Pet-safety status is sourced from the ASPCA Toxic and Non-Toxic Plant List, which catalogues the most-asked-about plants for cats, dogs, and horses.
Easter Lily care — frequently asked questions
What is the common name for Lilium longiflorum?
Lilium longiflorum is most commonly called Easter Lily, but it is also known as Easter Lily, Bermuda Lily, White Trumpet Lily. The names refer to the same species, so care instructions for Easter Lily apply identically to anything sold as Bermuda Lily.
How much light does easter lily need?
Easter Lily grows best in bright indirect light (just back from a sunny window). Prefers bright indirect light indoors; avoid harsh midday direct sun which scorches leaves. Outdoors, a position with morning sun and afternoon shade suits it well.
How often should I water easter lily?
Water easter lily when top 2–3 cm of soil is dry. Keep soil evenly moist during active growth and flowering. Reduce watering after blooms fade and foliage yellows. Avoid waterlogging — soggy soil causes bulb rot. The finger-test (or lifting the pot to feel its weight) beats a fixed weekly calendar because pot size, light, and season all change how fast the soil dries.
Is easter lily toxic to cats and dogs?
Easter Lily is toxic to pets. SEVERELY TOXIC to cats (ASPCA confirmed). All parts — petals, leaves, pollen, stem, and water from the vase — can cause acute renal failure in cats, which is often fatal without immediate veterinary treatment. Toxic to dogs in large quantities. Keep well out of reach of all pets.
What USDA hardiness zone does easter lily grow in?
Easter Lily is rated for USDA zone 5–9 and RHS hardiness H5. Outside that range, grow it as a container plant that overwinters indoors before the first hard frost.
Easter Lily deep-dive guides
Every aspect of easter lily care, each with its own calibrated guide:
- Easter Lily watering schedule
- Easter Lily light requirements
- Best soil mix for easter lily
- Easter Lily fertilizing guide
- When to repot easter lily
- How to propagate easter lily
- Easter Lily growth rate & size
- Easter Lily cold hardiness
- Easter Lily temperature & humidity
- Is easter lily toxic to cats & dogs?
- Is easter lily toxic to cats?
- Is easter lily toxic to dogs?
- Getting easter lily to bloom
Featured in these plant shortlists
Easter Lily qualifies for 5 curated Growli shortlists — each one filtered objectively from our structured plant-care library, so the selection is consistent and checkable:
- Best plants for a north-facing window — Houseplants for a north-facing window: bright, even, indirect light and no scorching direct sun.
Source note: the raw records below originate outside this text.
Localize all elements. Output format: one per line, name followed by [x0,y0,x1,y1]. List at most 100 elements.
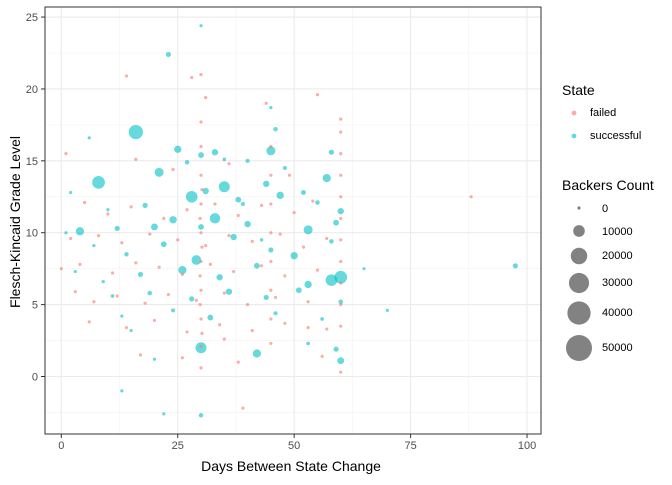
data-point-successful [165,51,172,58]
data-point-successful [252,349,262,358]
legend-key-successful [571,133,577,139]
data-point-successful [75,227,85,236]
data-point-failed [199,288,203,292]
data-point-successful [207,314,214,321]
legend-key-failed [571,110,577,116]
data-point-failed [227,233,231,238]
data-point-successful [120,389,124,393]
data-point-failed [287,173,292,177]
data-point-successful [178,265,187,275]
data-point-successful [338,299,343,304]
data-point-successful [151,223,158,231]
legend-size-key [566,335,592,361]
data-point-successful [315,200,320,205]
data-point-successful [87,136,91,140]
data-point-successful [512,263,518,269]
data-point-successful [268,247,274,253]
data-point-failed [315,268,320,272]
data-point-successful [235,196,242,203]
data-point-failed [269,202,273,206]
data-point-successful [301,189,306,195]
data-point-failed [199,366,203,370]
data-point-failed [199,317,203,321]
data-point-failed [200,331,204,335]
data-point-successful [199,24,203,28]
legend-size-label-30000: 30000 [602,277,633,289]
data-point-successful [337,357,345,365]
data-point-successful [191,255,202,265]
data-point-failed [227,162,231,166]
y-tick-label: 20 [26,84,38,96]
data-point-failed [339,117,343,121]
data-point-successful [333,219,339,226]
data-point-successful [253,262,260,269]
axes: 0 25 50 75 100 0 5 10 15 20 25 [26,12,536,452]
data-point-failed [311,199,315,203]
y-axis-title: Flesch-Kincaid Grade Level [7,136,23,308]
data-point-failed [200,245,204,249]
data-point-successful [171,308,176,313]
data-point-failed [190,75,194,80]
data-point-successful [152,357,157,361]
data-point-successful [209,213,221,224]
data-point-failed [218,323,222,327]
data-point-failed [339,259,343,264]
data-point-failed [301,245,306,249]
data-point-successful [276,191,284,200]
data-point-successful [325,274,338,286]
data-point-successful [273,311,278,316]
data-point-failed [236,360,240,364]
data-point-successful [290,252,298,260]
data-point-failed [325,327,329,331]
data-point-failed [339,238,343,242]
data-point-failed [199,259,203,264]
legend-size-key [568,272,590,294]
legend-size-key [570,247,588,265]
data-point-failed [269,317,273,321]
data-point-failed [339,173,343,177]
data-point-successful [106,208,110,212]
data-point-failed [222,337,226,341]
data-point-successful [189,296,195,302]
x-tick-label: 100 [518,440,536,452]
legend-size-label-20000: 20000 [602,250,633,262]
legend-backers-count: Backers Count 0 10000 20000 30000 40000 … [562,177,654,361]
data-point-failed [138,353,143,357]
data-point-failed [171,167,175,172]
legend-label-failed: failed [590,107,616,119]
data-point-failed [110,271,115,275]
data-point-successful [303,225,313,235]
data-point-failed [198,216,202,220]
data-point-successful [362,267,366,271]
data-point-failed [64,152,68,156]
data-point-successful [244,220,251,228]
data-point-successful [184,160,190,165]
data-point-failed [264,101,268,105]
data-point-failed [339,324,343,328]
data-point-failed [339,216,343,220]
data-point-failed [259,203,264,208]
y-tick-label: 10 [26,228,38,240]
data-point-successful [174,145,182,154]
data-points [59,24,518,418]
data-point-failed [69,236,73,241]
data-point-failed [166,292,171,297]
data-point-successful [222,157,227,162]
legend-size-label-0: 0 [602,203,608,215]
data-point-failed [129,205,133,209]
data-point-failed [245,303,250,307]
data-point-failed [157,265,161,269]
y-tick-label: 15 [26,156,38,168]
data-point-successful [198,152,204,158]
data-point-failed [269,144,273,149]
data-point-failed [315,93,320,97]
data-point-successful [306,341,310,346]
data-point-failed [143,301,147,305]
x-tick-label: 75 [404,440,416,452]
data-point-failed [200,187,204,192]
data-point-successful [110,294,115,298]
data-point-failed [250,328,254,333]
data-point-successful [154,167,164,177]
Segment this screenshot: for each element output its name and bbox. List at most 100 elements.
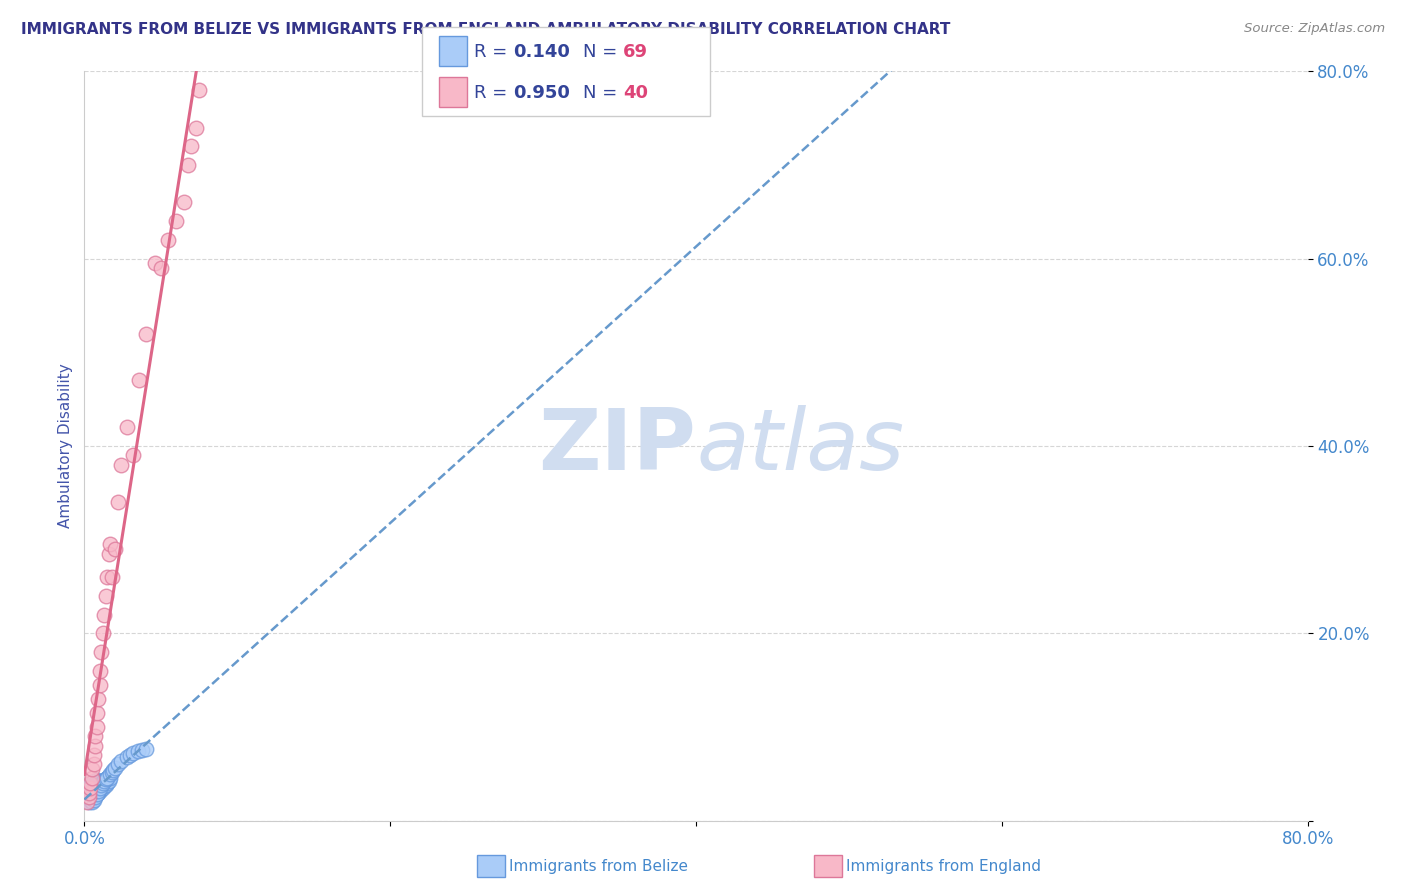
Point xyxy=(96,776,118,790)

Each pick verified against its documented light needs.
- Best flowering houseplants — Indoor plants grown for their blooms — selected from the flowering species in Growli’s plant-care library.
- Houseplants toxic to cats & dogs — The common houseplants the ASPCA lists as toxic to cats and dogs — the ones to keep out of reach, each with its symptoms and a safe alternative.
- Best houseplants for a cool room — Houseplants that tolerate cool conditions down to about 10°C — for an unheated spare room, hallway, porch or a home kept cool.
- Best fragrant houseplants — Indoor plants with scented flowers or aromatic foliage — greenery you can smell, selected from our care library.
- Browse all 29 plant shortlists — pet-safe, low-light, drought-tolerant and more
Related guides
Easter Lily is also known as Easter Lily, Bermuda Lily, and White Trumpet Lily.